City Board hires more For trash
Published 4:48 pm Wednesday, January 23, 2019
By Jeremy Weldon
The Batesville Mayor and Board of Aldermen addressed trash in the city again this week, hiring three part-time employees to clean-up the problem areas. They also asked Code Enforcement Office administrator to contact the manager of an apartment complex that is especially trashy, the board said.
Northpark Apartments on Tubbs Rd. is often littered with paper cups, boxes, bottles, cans, and snack bags and no effort seems to be made to clean up the area, according to Alderman Stan Harrison. “I just can’t deal with it anymore,” he said. “It almost makes me sick to see what some of this city looks like and I’m saying that whatever measures we need to take we have to do it.”
Comer said she had been in contact with the manager, Patricia Pittman, who told her the only trash on the property were limbs. “No, there’s a lot more than limbs, there’s trash everywhere down there. It needs to be cleaned up,” Harrison said.
No one at the board meeting was able to tell Harrison the amount of a littering fine in the city, or when it has ever been enforced. Police Chief Jimmy McCloud left the meeting and returned shortly to report the fine falls under a state statute and is $250 fine.
McCloud reminded the board that an officer must see an offender in the act of littering before he can legally issue a citation. “I’ve been here 26 years and I don’t know that I’ve ever physically seen someone littering,” he said. “I wake up on Sunday morning and pick up bottles out of my yard because they throw them at my police truck.”
McCloud also said that some of the trash on streets comes from the county’s garbage trucks when loose items blow out. Although residents are required bag all trash before placing it into cans for collection, many disregard the rule and fill the cans with unbagged refuse. “It blows all over town some days,” he said.
Comer also reported on the status of two properties which were supposed to be brought up to code standards by Jan. 15, but neither had been repaired or cleaned up as of this week.
Property at 124 Panola Ave., owned by Ephraim and Rolanda Kitchen, hasn’t been improved much Comer said. “The only thing we can tell they’ve done is taken the tire off the roof and replaced some shingles with different colored shingles.”
She suggested the board extend the deadline for the cleanup at the property (commonly known as the Hasseltine house) one week and ask the owners to appear before the board and state their intentions regarding the condition of the property.
She said the owners have not applied for any permits for upgrades to the house. “We just need them to come in at this point,” she said.

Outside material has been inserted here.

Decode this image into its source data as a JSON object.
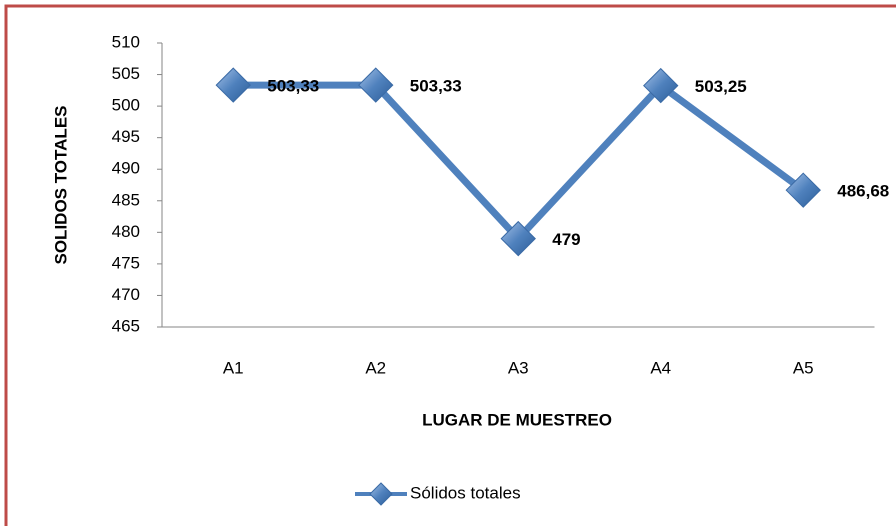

Comer updated the board about the property at 330 Panola Ave., owned by Joel Chrestman. The owner paid for a demolition permit on Dec. 3, 2018, but returned to the office to ask for the permit be voided and his $300 bond fee refunded.
Chrestman told enforcement officers he intended to have the structure demolished, but because of asbestos in the building the best quotes have been more than $10,000 from contractors. Comer said he wanted the city to continue with the process of condemning and razing the building.
He was unaware, Comer said, that all the costs of demolition, plus a $1,500 fine, would be placed on the tax rolls, and that total amount would be due in January, 2020. “He thought it could be paid when the property sold, but I told him that it would be due on his next tax bill,” she said.
Comer said the property owner, who lives adjacent to the dilapidated building, may be in jeopardy of having the costs of razing and the fine attached to the tax bill that includes his home. Chrestman told code officials both tracts are recorded together and he only receives one bill for both properties.
Comer said she will research the deed with assistant city board attorney Colmon Mitchell to determine whether the tracts are actually recorded together and report to the board at the next meeting.
Board members agreed to give Chrestman another week and ask him to also come before the council at the next meeting.